EM – Gostaria que comentasse esse novo trabalho, o álbum "Estrada Nova" que, em minha opinião, leva para várias estradas.

RN – O disco foi composto a partir d4 dia 8 de maio de 2020, quando decretaram a primeira quarentena por causa da Covid-19. Estava com a cabeça fervendo, de bobeira em casa, não queria ficar parado. Fiz um projeto chamado "Live Todo Dia" em uma dessas plataformas de financiamento online e prometi 60 lives consecutivas onde iria compor ao vivo. Aí foi a oficina do capeta. Nunca deveria ter prometido 60 lives. Se eu soubesse o quanto cansava, que o vizinho podia bater na porta, o gato podia derrubar o celular, enfim. Foi um troço cansativo, mas consegui compor quase todo o disco. A pandemia demorou e resolvi fazer um segundo projeto que era o de registrar as músicas. O Leandro Schirmer é o feliz proprietário do estúdio Panamá, em Porto Alegre, onde gravamos ao vivo o disco inteiro em dois dias. Fizemos em várias salas para que não houvesse o contato entre as pessoas. O nome "Estrada Nova" é por conta de um livro do Ciro Martins que eu estava lendo na época, que fala sobre o êxodo rural no Rio Grande do Sul.

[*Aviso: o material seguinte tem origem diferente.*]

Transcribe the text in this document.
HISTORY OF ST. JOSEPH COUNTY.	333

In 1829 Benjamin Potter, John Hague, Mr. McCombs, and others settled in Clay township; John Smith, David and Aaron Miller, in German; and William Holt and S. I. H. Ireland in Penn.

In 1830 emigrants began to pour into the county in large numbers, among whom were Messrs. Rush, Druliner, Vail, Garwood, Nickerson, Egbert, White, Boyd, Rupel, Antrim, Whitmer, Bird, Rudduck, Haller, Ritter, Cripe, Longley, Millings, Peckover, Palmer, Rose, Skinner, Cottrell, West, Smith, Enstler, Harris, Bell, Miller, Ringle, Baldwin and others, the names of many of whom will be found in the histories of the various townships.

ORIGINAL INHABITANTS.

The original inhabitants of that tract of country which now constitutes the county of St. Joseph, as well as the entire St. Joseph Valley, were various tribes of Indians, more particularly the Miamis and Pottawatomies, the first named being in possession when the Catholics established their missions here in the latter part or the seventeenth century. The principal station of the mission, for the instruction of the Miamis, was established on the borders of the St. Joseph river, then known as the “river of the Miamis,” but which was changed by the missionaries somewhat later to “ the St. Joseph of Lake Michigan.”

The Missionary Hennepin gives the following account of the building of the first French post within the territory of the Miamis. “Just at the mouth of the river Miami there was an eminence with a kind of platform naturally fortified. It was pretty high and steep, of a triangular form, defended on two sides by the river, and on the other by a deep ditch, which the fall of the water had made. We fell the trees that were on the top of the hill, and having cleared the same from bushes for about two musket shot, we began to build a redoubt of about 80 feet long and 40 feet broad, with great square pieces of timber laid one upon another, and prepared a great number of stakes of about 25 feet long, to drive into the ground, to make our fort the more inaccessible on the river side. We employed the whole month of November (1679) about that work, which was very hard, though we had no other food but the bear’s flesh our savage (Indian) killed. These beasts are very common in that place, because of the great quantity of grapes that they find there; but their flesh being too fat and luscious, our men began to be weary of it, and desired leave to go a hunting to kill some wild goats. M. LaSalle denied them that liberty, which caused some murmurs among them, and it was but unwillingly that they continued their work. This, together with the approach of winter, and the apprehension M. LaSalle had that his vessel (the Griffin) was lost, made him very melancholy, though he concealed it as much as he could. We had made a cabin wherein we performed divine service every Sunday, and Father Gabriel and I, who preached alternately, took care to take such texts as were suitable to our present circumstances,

Um pouco a história da minha vida, né? De estar em movimento para continuar trabalhando.

EM – Então você não pode ler um livro que já quer gravar um disco?

RN – Com certeza. (risos). Nem me considero um leitor tão aficionado. Mas coloca aí na conta que eu leio 100 páginas por mês, num ano fraco dá 1.200 páginas. Durante trinta anos de leitura dá muita página.

EM - Gostaria que falasse sobre os teus dois parceiros.

RN – A parceria musical com o Schirmer tem mais de 10 anos. Comigo ele começou a tocar percussão. Fizemos algumas experiências, várias formações, mas acabamos nessa que é violão, baixo e bateria. No final do ano passado assisti outra banda lá do Rio Grande do Sul com o Juliano Pereira e o Leandro, achei que tinha o peso necessário para o nosso trio e como eles já tocavam juntos, o convite surgiu naturalmente.

EM – Certa vez você declarou que as pessoas não vivem sem música. Durante a pandemia, público e artistas ficaram reclusos e se virando como podiam. E recentemente os artistas daquela parte do Rio Grande do Sul que foi inundada vão passar por um período sem shows até a recuperação do estado. Gostaria que falasse sobre isso.

RN – Está uma dificuldade seríssima. Mas o período da pandemia nos deixou uma lição, a de que pouca coisa na vida é intransponível. Acredito que a classe artística do Rio Grande do Sul vai saber se unir nesse momento. Nunca foi tranqüilo ser gaúcho. Na história sempre tivemos perrengue. É a primeira vez que o Rio Grande do Sul fecha cem anos sem nenhum conflito fraticida, sabia? O último conflito que houve no Rio Grande do Sul foi em 1923. Antes foi em 1875. E antes em 1835. E antes as guerras guaraníticas. Vai contando. E nenhuma teve um intervalo de três gerações. Isso explica muito a personalidade do gaúcho. Em traços gerais a cultura local carrega algumas coisas distintas, por exemplo, esse negócio aguerrido da cultura. Então acredito que a gente vai passar por essa.